初级dfs

POJ NO.2386：https://vjudge.net/problem/POJ-2386
Due to recent rains, water has pooled in various places in Farmer John's field, which is represented by a rectangle of N x M (1 <= N <= 100; 1 <= M <= 100) squares. Each square contains either water ('W') or dry land ('.'). Farmer John would like to figure out how many ponds have formed in his field. A pond is a connected set of squares with water in them, where a square is considered adjacent to all eight of its neighbors.

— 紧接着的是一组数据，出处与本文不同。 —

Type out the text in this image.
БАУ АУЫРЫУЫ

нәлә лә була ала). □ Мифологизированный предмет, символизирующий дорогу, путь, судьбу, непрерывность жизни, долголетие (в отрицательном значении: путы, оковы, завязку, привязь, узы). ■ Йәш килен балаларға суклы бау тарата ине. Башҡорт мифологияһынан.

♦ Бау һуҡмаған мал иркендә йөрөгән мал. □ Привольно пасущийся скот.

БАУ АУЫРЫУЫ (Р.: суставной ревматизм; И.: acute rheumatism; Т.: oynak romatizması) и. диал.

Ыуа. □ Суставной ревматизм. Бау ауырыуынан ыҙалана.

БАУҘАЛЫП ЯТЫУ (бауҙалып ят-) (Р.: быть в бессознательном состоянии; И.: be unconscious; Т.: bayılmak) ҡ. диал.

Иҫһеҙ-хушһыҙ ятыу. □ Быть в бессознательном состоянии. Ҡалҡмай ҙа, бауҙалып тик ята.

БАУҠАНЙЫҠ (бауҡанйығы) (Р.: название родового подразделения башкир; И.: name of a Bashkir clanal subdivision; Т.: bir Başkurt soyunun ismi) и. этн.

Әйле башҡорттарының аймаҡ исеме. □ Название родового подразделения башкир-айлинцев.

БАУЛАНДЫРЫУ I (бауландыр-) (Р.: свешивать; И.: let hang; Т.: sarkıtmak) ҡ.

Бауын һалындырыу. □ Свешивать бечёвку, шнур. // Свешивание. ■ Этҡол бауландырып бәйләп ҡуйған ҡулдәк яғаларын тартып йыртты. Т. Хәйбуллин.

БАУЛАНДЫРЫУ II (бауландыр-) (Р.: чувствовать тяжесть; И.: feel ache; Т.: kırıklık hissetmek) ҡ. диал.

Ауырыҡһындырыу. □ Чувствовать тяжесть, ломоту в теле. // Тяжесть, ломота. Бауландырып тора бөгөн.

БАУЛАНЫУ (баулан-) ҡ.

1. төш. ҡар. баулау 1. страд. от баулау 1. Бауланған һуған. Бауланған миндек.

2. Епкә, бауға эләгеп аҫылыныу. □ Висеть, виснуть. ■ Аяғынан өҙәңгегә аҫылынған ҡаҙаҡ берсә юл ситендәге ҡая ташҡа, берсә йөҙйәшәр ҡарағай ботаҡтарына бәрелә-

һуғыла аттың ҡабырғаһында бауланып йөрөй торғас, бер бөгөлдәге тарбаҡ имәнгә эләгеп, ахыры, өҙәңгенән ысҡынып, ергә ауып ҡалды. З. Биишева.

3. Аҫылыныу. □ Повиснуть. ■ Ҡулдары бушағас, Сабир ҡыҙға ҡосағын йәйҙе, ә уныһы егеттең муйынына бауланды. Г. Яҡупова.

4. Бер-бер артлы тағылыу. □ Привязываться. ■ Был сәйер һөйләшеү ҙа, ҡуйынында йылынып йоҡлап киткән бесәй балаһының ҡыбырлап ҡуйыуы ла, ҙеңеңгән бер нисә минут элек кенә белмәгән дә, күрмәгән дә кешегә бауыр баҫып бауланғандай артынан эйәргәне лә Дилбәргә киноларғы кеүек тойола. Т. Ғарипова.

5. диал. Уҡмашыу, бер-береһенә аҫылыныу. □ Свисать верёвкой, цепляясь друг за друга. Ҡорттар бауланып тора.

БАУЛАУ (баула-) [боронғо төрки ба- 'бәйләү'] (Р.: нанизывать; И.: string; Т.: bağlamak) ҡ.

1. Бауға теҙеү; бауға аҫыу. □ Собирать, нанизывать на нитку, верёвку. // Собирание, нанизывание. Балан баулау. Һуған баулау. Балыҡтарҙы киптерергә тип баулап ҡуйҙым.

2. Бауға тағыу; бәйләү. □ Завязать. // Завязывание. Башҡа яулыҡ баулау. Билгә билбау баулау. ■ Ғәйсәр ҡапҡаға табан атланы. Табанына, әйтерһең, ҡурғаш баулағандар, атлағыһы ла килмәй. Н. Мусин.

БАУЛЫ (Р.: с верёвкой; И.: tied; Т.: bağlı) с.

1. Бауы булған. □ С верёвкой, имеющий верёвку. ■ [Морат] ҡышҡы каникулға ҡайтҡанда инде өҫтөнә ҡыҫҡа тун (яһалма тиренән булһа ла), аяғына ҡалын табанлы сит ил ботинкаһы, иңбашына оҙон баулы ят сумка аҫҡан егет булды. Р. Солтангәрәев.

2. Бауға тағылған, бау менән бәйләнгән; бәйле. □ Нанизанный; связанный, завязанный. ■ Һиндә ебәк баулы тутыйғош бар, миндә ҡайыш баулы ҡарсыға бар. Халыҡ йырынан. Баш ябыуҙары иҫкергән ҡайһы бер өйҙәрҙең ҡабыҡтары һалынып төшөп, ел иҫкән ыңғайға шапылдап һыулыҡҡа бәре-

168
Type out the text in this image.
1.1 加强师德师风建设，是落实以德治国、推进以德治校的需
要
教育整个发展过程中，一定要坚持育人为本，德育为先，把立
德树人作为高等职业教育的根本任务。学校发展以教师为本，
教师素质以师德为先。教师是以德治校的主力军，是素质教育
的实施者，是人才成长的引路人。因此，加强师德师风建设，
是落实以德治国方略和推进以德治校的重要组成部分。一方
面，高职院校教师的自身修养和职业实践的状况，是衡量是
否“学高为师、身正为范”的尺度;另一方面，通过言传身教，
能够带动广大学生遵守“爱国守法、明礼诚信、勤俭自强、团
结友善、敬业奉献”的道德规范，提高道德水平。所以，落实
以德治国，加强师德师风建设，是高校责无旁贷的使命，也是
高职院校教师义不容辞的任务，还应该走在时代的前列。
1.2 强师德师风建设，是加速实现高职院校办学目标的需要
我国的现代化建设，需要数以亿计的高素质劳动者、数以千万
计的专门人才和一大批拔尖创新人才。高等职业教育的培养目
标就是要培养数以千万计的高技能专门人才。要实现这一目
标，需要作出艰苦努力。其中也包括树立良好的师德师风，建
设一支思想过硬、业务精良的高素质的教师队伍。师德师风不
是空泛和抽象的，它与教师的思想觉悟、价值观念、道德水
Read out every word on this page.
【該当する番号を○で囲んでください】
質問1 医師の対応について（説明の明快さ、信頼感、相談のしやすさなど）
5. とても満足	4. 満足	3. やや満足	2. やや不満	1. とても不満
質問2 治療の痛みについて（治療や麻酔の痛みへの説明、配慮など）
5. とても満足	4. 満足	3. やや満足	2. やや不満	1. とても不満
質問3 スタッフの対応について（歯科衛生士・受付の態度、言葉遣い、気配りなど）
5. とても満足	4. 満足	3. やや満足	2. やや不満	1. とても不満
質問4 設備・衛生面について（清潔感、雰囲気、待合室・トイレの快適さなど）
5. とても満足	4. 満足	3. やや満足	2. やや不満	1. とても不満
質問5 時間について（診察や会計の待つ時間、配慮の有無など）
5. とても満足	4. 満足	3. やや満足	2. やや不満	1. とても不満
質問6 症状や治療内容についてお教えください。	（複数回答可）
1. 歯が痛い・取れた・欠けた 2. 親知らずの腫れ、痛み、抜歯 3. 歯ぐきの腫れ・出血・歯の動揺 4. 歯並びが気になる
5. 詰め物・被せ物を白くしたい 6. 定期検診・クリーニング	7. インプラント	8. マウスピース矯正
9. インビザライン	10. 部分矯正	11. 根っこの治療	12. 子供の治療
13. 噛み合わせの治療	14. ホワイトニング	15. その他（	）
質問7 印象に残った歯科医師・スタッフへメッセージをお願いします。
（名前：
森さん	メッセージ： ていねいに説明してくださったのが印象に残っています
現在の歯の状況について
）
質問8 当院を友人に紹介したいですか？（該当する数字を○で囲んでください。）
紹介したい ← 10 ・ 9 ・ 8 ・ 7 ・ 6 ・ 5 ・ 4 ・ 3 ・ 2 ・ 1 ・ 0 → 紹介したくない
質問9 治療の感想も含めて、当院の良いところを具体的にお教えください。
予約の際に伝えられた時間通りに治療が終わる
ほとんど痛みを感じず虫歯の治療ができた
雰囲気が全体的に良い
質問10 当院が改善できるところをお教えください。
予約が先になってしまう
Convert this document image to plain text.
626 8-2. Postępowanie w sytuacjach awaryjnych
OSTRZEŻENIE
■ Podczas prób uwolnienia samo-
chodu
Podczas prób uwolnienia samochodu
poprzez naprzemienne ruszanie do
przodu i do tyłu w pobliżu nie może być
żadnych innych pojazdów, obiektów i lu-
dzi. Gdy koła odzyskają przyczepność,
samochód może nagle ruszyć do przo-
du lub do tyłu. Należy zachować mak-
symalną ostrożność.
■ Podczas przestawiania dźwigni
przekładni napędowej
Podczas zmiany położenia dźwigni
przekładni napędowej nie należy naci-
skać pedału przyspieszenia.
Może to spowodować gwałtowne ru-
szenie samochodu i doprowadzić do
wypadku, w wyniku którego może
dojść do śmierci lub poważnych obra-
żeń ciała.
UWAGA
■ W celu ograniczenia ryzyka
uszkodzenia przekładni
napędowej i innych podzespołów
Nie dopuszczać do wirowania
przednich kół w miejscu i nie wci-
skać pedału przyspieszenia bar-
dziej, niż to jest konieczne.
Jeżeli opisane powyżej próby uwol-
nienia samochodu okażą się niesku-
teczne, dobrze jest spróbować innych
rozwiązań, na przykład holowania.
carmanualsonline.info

Given a diagram of Farmer John's field, determine how many ponds he has.
Input
* Line 1: Two space-separated integers: N and M

* Lines 2..N+1: M characters per line representing one row of Farmer John's field. Each character is either 'W' or '.'. The characters do not have spaces between them.
Output
* Line 1: The number of ponds in Farmer John's field.
Sample Input
10 12
W........WW.
.WWW.....WWW
....WW...WW.
.........WW.
.........W..
..W......W..
.W.W.....WW.
W.W.W.....W.
.W.W......W.
..W.......W.
Sample Output
3
Hint
OUTPUT DETAILS:

There are three ponds: one in the upper left, one in the lower left,and one along the right side.
Source
USACO 2004 November
*/

题意：找八个方位的不连通块有多少个

 

AC代码：

#include<iostream>
#include<cstdio>
#include<cstring>
using namespace std;
int n,m;
char mp[106][106];
void DFS(int i,int j)
{
    int dx,dy,nx,ny;
    if(i<0||i>=m||j<0||j>=n)
        return ;
    mp[i][j]='.';
    for(dx=-1;dx<=1;dx++)
        for(dy=-1;dy<=1;dy++)
    {
        nx=i+dx;
        ny=j+dy;
    if(nx>=0&&nx<m&&ny>=0&&ny<n&&mp[nx][ny]=='W')DFS(nx,ny);
    }
    return ;
}
int main()
{
    int i,j,res=0;
        cin>>m>>n;
        getchar();
        for(i=0;i<m;i++)
        {

            for(j=0;j<n;j++)
        {
            scanf("%c",&mp[i][j]);
        }
                    getchar();
        }
        for(i=0;i<m;i++)
            for(j=0;j<n;j++)
        {
            if(mp[i][j]=='W')
            {
                DFS(i,j);
                res++;
            }
        }
        cout<<res<<endl;
    return 0;
}